Lora Taylor

Lora Taylor

Fellowship Placement: Library of Congress
Hometown: Chattanooga, Tennessee

Lora Taylor is a STEM educator and community collaborator who believes learning should be hands-on and connected to real post-secondary opportunities. She joins the Albert Einstein Distinguished Educator Fellowship from Hamilton County Schools in Tennessee, where she has taught across multiple grade levels and roles from AP high school biology to middle school science, digital fabrication, STEM, and computer-aided design (CAD). Lora’s approach blends engineering principles, digital fabrication, and community collaboration. Her classrooms are vibrant, maker-centered spaces where students tackle real-world issues using tools like 3D printers, laser cutters, and physical computing to bring ideas to life.

During her four years at Tyner Middle Academy, Lora secured over half a million dollars in competitive and state grants bringing unparalleled experiential learning to students.
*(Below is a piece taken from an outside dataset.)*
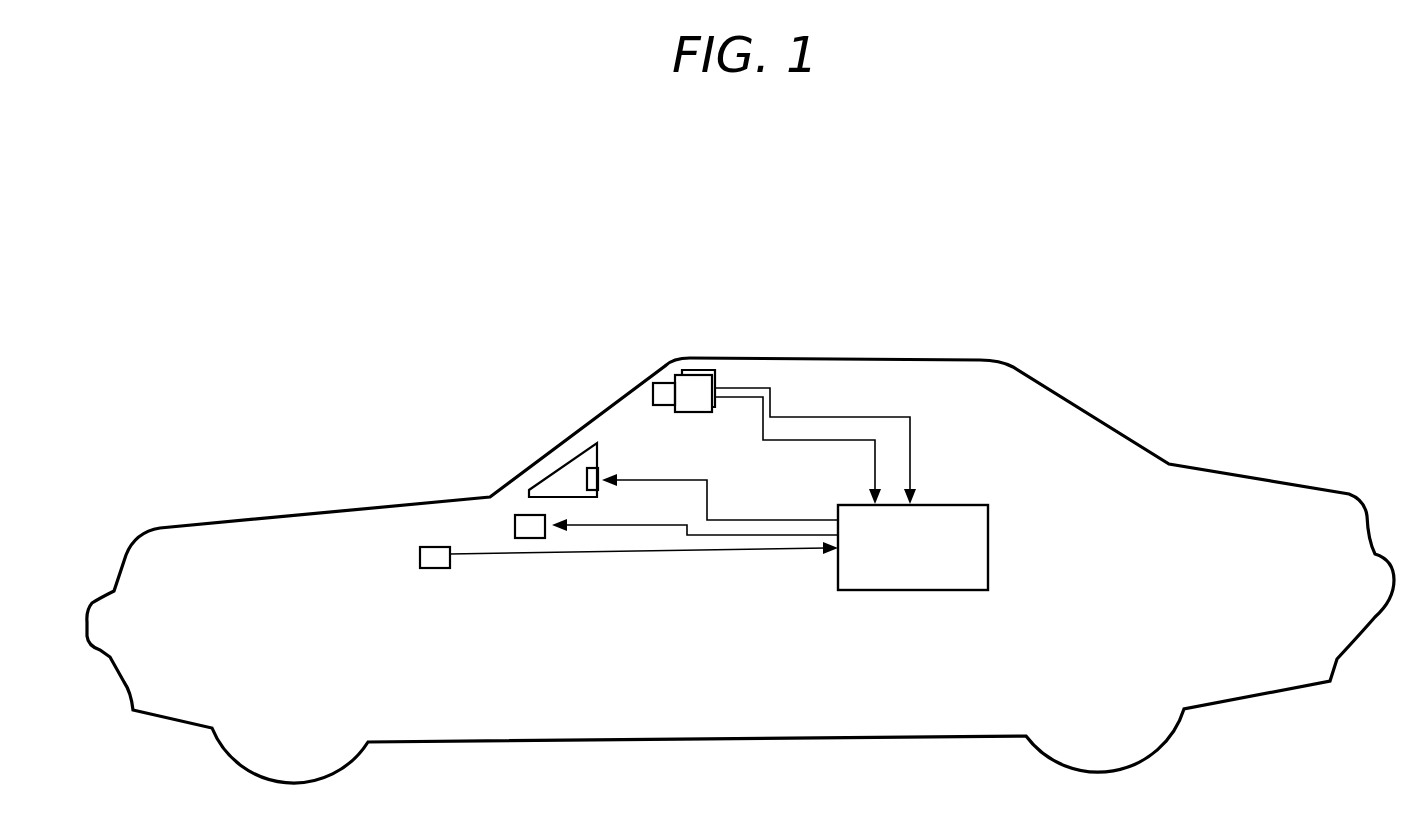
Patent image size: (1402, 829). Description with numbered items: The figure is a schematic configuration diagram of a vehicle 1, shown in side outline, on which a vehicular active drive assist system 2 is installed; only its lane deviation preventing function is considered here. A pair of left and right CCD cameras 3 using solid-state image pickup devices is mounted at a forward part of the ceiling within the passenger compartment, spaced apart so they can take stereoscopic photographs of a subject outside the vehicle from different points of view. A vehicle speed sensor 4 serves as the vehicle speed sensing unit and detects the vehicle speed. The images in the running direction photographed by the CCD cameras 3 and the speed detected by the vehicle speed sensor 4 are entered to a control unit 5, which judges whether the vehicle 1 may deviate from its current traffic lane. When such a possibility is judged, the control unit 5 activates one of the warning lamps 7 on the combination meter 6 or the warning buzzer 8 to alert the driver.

With this funding, she established a high-tech maker space and facilitated the launch of a full-scale audio-visual lab run in collaboration with a community partner. Her work has received both local and national recognition, including acknowledgment from MIT’s Fab Foundation, presentations at the National Science Teaching Association (NSTA) Conference, and top honors from the University of Tennessee at Chattanooga’s College of Engineering and Computer Science for her NSF-funded research on factors contributing to student success.

Before becoming a classroom educator, Lora worked in research at the University of Massachusetts Amherst in the fields of conservation genetics and medical zoology. Her background in field and lab science continues to inform her teaching, grounding student experiences in real-world applications.

Lora holds a Bachelor of Science in Environmental Science and a Master of Arts in Teaching. She is passionate about helping students develop strong STEM identities through meaningful, hands-on learning that connects directly to their futures.